Ce sont ces circonstances qui ont conduit les grandes entreprises technologiques à rejoindre la finance privée en tant que deuxième faction capitaliste soutenant le retour de Trump. Le rassemblement des patrons des grandes entreprises technologiques le jour de l’investiture a scellé cette alliance. Ils ont été rapidement récompensés par une série de décrets présidentiels qui ont supprimé les garde-fous en matière de régulation publique pour les entreprises d’IA et les obstacles réglementaires pour les entreprises de cryptomonnaie. En effet, contrairement à la réaction rapide de l’administration Biden contre le projet de Facebook de créer un système de paiement mondial appelé Libra, lancé en 2019 et abandonné en 2022, la nouvelle administration semble prête à soutenir le secteur des cryptomonnaies avec toute la confiance et le crédit de l’Etat.
Les acteurs du secteur des cryptomonnaies ont adopté la stratégie des fonds d’investissement privés en cherchant à attirer les fonds de pension. Depuis la réélection de Trump, vingt-trois Etats ont introduit une législation autorisant les entités publiques à investir dans les cryptomonnaies.

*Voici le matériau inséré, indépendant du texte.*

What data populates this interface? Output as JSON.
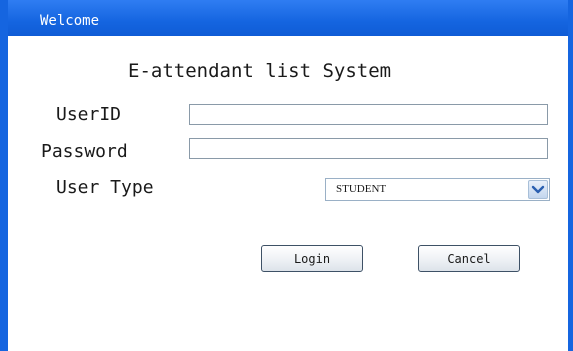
{
  "window": {
    "title": "Welcome"
  },
  "form": {
    "heading": "E-attendant list System",
    "userid_label": "UserID",
    "userid_value": "",
    "password_label": "Password",
    "password_value": "",
    "usertype_label": "User Type",
    "usertype_selected": "STUDENT"
  },
  "buttons": {
    "login": "Login",
    "cancel": "Cancel"
  },
  "icons": {
    "dropdown": "chevron-down-icon"
  },
  "colors": {
    "titlebar": "#1565e0",
    "title_text": "#ffffff",
    "dropdown_chevron": "#2a5fb0"
  }
}
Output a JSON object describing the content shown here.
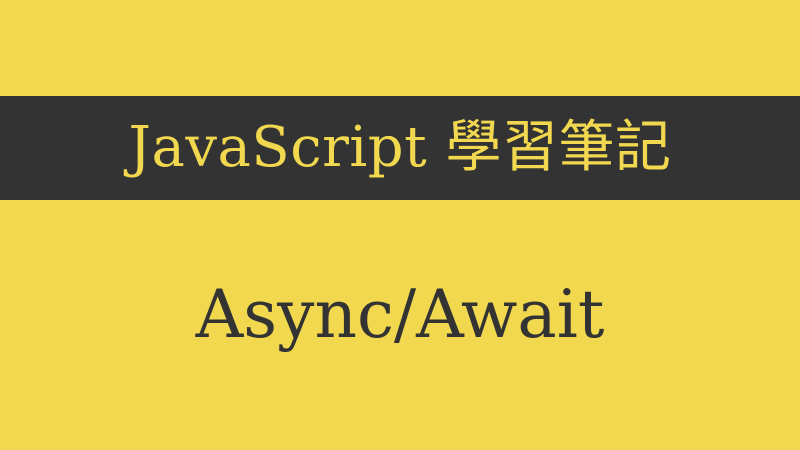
{
  "banner": {
    "title": "JavaScript 學習筆記",
    "background_color": "#333333",
    "text_color": "#f1d84f"
  },
  "subtitle": {
    "text": "Async/Await",
    "text_color": "#333333"
  },
  "page": {
    "background_color": "#f1d84f"
  }
}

Dans plusieurs cas, les projets de loi mentionnent spécifiquement les fonds de pension publics. Et tandis que la loi « Guiding and Establishing National Innovation for US Stablecoins » (Genius), qui vise à fournir un cadre réglementaire permissif pour les stablecoins [monnaie numérique dite stable], a franchi une étape importante au Sénat, l’assaut lancé par DOGE (Département de l’efficacité gouvernementale) contre les agences de régulation financière – de la Securities Exchange Commission (SEC) au Consumer Financial Protection Bureau (CFPB) – affaiblit la surveillance et incite à la prise de risques dans l’ensemble du système financier. Rien ne s’oppose au projet d’Elon Musk de créer un « X Money Account » en partenariat avec Visa (New York Times, 12 février 2025). Les germes sont semés d’une version beaucoup plus importante de la crise de la Silicon Valley Bank [en mars 2023, faillite la plus importante après la crise de 2008].
Il en résulte que les graves tensions financières qui ont perturbé les premiers mois de la nouvelle administration pourraient être autant une caractéristique qu’un bug de la coalition d’entreprises du président. Les ambitions de la nouvelle élite de la Silicon Valley ne se limitent pas à paralyser la bureaucratie fédérale, mais visent également à détrôner Wall Street.
Le dilemme de la Fed
Cela nous amène à l’arbitre décisif dans tout affrontement entre la finance et l’Etat : la Réserve fédérale américaine (Fed). Malgré une crise financière majeure, la Fed a joui d’une solide position dominante en matière de politique monétaire dans le cadre de la politique macroéconomique états-unienne. Une fois l’inflation repartie, la politique monétaire a offert un instrument prometteur pour la stabilité financière et des prix, la politique budgétaire passant au second plan. La high-pressure economy [avec une croissance supérieure à la moyenne et un taux de chômage bas], mise en place sous la stratégie « go-big-go-early » [voir grand, voir tôt] de Janet Yellen en réponse à la récession pandémique, combinée à la hausse des prix due aux retards dans les chaînes d’approvisionnement, a justifié le resserrement de la politique monétaire de la Fed afin de déflater les marchés financiers et les marchés du travail.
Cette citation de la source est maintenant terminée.